Irishwoman Elizabeth O’Brien, who was staying at a neighboring hotel with her two sons, said there was panic on the beach when gunfire erupted.
“I honestly thought it was fireworks and then when I saw people running... I thought, my God, it is shooting,” she told Irish radio station RTE. “The waiters and the security on the beach started to say ‘Run, run, run!’“
Gary Pine, a product manager from Bristol in southwest England, said he heard an estimated 20 to 30 shots before tourists ran to their hotels for cover.
“Over to our left, about 100 yards (meters) or so away, we saw what we thought was firecrackers going off,” he told Britain’s Sky News television by telephone.

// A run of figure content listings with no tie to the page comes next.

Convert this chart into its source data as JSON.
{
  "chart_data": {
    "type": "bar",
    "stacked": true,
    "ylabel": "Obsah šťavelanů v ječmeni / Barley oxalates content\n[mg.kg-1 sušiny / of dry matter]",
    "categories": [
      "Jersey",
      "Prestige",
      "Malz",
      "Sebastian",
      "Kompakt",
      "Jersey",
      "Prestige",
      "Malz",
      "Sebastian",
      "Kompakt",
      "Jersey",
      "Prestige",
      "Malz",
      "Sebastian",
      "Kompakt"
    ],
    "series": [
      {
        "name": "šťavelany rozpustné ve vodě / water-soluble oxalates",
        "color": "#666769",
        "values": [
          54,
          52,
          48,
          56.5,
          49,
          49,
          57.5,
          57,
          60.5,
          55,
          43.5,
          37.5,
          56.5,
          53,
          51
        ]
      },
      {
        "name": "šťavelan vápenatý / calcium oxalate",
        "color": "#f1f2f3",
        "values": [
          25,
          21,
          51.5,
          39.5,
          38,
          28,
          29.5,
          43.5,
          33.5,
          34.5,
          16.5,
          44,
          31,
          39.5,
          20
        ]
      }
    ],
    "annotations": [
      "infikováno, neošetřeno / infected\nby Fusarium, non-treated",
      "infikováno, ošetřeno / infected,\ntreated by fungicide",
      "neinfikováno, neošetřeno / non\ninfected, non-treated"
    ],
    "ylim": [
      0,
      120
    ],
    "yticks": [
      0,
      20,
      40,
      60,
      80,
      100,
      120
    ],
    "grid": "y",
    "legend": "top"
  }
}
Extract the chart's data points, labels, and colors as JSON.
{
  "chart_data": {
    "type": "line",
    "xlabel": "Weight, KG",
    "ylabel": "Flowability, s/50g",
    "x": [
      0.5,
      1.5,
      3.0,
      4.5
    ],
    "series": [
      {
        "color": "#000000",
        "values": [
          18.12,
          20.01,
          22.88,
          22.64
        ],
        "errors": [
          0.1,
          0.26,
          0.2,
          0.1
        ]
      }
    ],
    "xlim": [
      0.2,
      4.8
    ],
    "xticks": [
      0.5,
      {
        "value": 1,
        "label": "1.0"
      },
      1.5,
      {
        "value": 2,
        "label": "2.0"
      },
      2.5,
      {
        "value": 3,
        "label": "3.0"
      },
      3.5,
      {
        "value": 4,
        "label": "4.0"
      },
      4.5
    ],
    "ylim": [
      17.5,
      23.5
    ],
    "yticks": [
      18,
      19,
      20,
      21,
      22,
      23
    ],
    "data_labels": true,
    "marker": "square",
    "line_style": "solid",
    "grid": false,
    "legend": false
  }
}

“But you could see quite quickly the panic that was starting to ensue from the next resort along from us.
“People were exiting the beach pretty quick.
“Only when you could start hearing bullets whizzing around your ear do you realise it was something a lot more serious than firecrackers.
“There was a mass exodus off the beach.
“My son was in the sea at the time and of course my wife and myself were shouting for him to get out the sea quick and as we ran up the beach he said: ‘I just saw someone get shot.’
“As we exited the beach... there was some kind of explosion from the complex next door. So we knew that a situation was developing, if not had ended.
“I’m now stood in reception with probably 200 other international guests. Do we leave? Do we stay? Where do we go? What do we do?”
Pine said his hotel’s initial advice was for people to lock themselves in their rooms, but then they asked guests to gather in reception.
He said there would have been several hundred people from each hotel on the beach.
“The gunshots I heard, I estimate 20 or 30 shots, it seemed to be quite a bit, hence I thought it was firecrackers. It seemed to break out from nothing at all.”

Sousse is one of Tunisia’s most popular beach resorts, drawing visitors from Europe and neighboring North African countries. Tourism is also a major source of income for the government.
Tunisia has been on high alert since March, when Islamist militant gunmen attacked the Bardo museum in Tunis, killing a group of foreign tourists in one of the worst attacks in a decade in the North African country.

Since its 2011 uprising to oust autocrat Zine el-Abidine Ben Ali, Tunisia has been praised for its peaceful democratic transition. But it has also seen the rise of hardline conservative Islamist movements.
Several thousand Tunisian jihadists have left to fight in Syria, Iraq and neighboring Libya, where some have set up jihadist training camps and promised to return to attack their homeland.